When you imagine the threats to your systems, you may picture bad actors who are external to your organization—hackers. While external threats certainly exist, they must not overshadow internal threats, which must also be guarded against. Internal threats could, of course, be deliberately malicious, but the more likely scenario is that the vulnerabilities are introduced unintentionally. The engineers of an application can often be the architects of their own security flaws and data exposures, often through weak or missing security configuration of cloud resources.

The popular depiction of a hacker performing an obvious denial of service attack on a web application or infiltrating a server firewall is still a very real possibility, but subtler attacks on the software supply chain are now just as likely. These insidious attacks involve embedding malicious code in third-party libraries and automating exploits remotely once the code is deployed in production workloads.

It is essential to adopt the mindset of a hacker and fully understand the potential threats to your serverless applications in order to properly defend against them.

Think before you install – Serverless and Security

Think before you install

You can start securing the serverless supply chain by scrutinizing packages before installing them. This is a simple suggestion that can make a real difference to securing your application’s supply chain, and to general maintenance at scale.
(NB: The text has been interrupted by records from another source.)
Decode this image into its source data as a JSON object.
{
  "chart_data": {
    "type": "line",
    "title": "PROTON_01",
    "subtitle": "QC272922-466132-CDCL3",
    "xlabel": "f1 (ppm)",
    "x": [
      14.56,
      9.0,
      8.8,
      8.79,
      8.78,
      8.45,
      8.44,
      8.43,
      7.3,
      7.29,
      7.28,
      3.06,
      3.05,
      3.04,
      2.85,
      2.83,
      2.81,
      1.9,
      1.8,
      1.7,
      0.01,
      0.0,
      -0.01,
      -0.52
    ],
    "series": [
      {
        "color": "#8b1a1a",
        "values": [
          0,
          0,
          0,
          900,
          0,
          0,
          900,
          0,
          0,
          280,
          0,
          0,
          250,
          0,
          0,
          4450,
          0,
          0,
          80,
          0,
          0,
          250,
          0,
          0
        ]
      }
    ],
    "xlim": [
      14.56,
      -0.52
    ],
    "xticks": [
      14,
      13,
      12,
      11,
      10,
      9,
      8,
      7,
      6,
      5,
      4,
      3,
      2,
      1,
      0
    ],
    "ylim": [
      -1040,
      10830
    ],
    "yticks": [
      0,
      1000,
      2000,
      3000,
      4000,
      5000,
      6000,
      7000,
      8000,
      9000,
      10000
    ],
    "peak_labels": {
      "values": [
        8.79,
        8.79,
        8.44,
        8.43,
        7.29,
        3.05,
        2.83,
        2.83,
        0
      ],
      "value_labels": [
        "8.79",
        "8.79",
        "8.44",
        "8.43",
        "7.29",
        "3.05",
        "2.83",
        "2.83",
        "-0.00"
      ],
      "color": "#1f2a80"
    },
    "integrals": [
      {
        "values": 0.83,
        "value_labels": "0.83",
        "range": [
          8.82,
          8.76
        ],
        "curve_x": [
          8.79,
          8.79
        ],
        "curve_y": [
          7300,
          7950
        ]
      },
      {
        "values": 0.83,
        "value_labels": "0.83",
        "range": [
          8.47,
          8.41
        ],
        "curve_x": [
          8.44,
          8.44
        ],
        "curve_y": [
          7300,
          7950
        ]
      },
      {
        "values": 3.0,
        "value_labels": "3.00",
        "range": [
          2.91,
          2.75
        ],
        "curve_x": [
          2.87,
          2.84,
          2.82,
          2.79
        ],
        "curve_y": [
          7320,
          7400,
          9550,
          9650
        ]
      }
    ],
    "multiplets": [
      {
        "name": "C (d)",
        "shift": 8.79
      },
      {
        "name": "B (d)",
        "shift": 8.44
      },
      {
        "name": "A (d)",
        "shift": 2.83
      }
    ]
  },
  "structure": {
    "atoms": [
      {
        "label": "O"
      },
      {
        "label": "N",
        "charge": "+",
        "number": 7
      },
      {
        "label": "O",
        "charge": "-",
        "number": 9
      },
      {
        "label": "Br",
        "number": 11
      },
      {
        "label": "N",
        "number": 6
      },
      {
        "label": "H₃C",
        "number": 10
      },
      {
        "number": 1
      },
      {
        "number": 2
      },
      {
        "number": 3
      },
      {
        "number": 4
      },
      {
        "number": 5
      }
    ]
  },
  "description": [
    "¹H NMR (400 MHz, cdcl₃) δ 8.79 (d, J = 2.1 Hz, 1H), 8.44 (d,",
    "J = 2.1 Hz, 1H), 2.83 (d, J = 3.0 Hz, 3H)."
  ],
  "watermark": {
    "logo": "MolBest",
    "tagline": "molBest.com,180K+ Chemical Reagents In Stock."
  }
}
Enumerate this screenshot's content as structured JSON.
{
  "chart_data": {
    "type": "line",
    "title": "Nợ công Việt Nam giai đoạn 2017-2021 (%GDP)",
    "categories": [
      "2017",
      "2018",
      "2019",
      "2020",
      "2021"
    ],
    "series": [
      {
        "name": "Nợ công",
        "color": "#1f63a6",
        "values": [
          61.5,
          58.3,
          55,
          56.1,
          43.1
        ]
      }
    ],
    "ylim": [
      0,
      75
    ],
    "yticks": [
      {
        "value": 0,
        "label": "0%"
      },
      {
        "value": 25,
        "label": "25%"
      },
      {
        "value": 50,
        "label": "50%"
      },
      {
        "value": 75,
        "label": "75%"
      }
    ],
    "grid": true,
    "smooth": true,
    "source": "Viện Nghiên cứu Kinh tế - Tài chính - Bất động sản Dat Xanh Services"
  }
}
Use as few dependencies as necessary, and be aware of dependencies that obfuscate the data and control flow of your app, such as middleware libraries. If it is a trivial task, always try to do it yourself. It’s also about trust. Do you trust the package? Do you trust the contributors?

Before you install the next package in your serverless application, adopt the following practices:

Analyze the GitHub repository.

Review the contributors to the package. More contributors represents more scrutiny and collaboration. Check whether the repository uses verified commits. Assess the history of the package: How old is it? How many commits have been made? Analyze the repository activity to understand if the package is actively maintained and used by the community—GitHub stars provide a crude indicator of popularity, and things like the date of the most recent commit and number of open issues and pull requests indicate usage. Also ensure the package’s license adheres to any restrictions in place in your organization.

Use official package repositories.

Only obtain packages from official sources, such as NPM, PyPI, Maven, NuGet, or RubyGems, over secure (i.e., HTTPS) links. Prefer signed packages that can be verified for integrity and authenticity. For example, the JavaScript package manager NPM allows you to audit package signatures.

Review the dependency tree.

Be aware of the package’s dependencies and the entire dependency tree. Pick packages with zero runtime dependencies where available.

Try before you buy.

Try new packages on as isolated a scale as possible and delay rollout across the codebase for as long as possible, until you feel confident.

Check if you can do it yourself.

Don’t reinvent the wheel for the sake of it, but one very simple way of removing opaque third-party code is to not introduce it in the first place. Examine the source code to understand if the package is doing something simple that is easily portable to a first-party utility. Logging libraries are a perfect example: you can trivially implement your own logger rather than distributing a third-party library across your codebase.

Make it easy to back out.

Development patterns like service isolation, single-responsibility Lambda functions, and limiting shared code (see Chapter 6 for more information on these patterns) make it easier to evolve your architecture and avoid pervasive antipatterns or vulnerable software taking over your codebase.

Lock to the latest.

Always use the latest version of the package, and always use an explicit version rather than a range or “latest” flag.

Uninstall any unused packages.

Always uninstall and clear unused packages from your dependencies manifest. Most modern compilers and bundlers will only include dependencies that are actually consumed by your code, but keeping your manifest clean adds extra safety and clarity.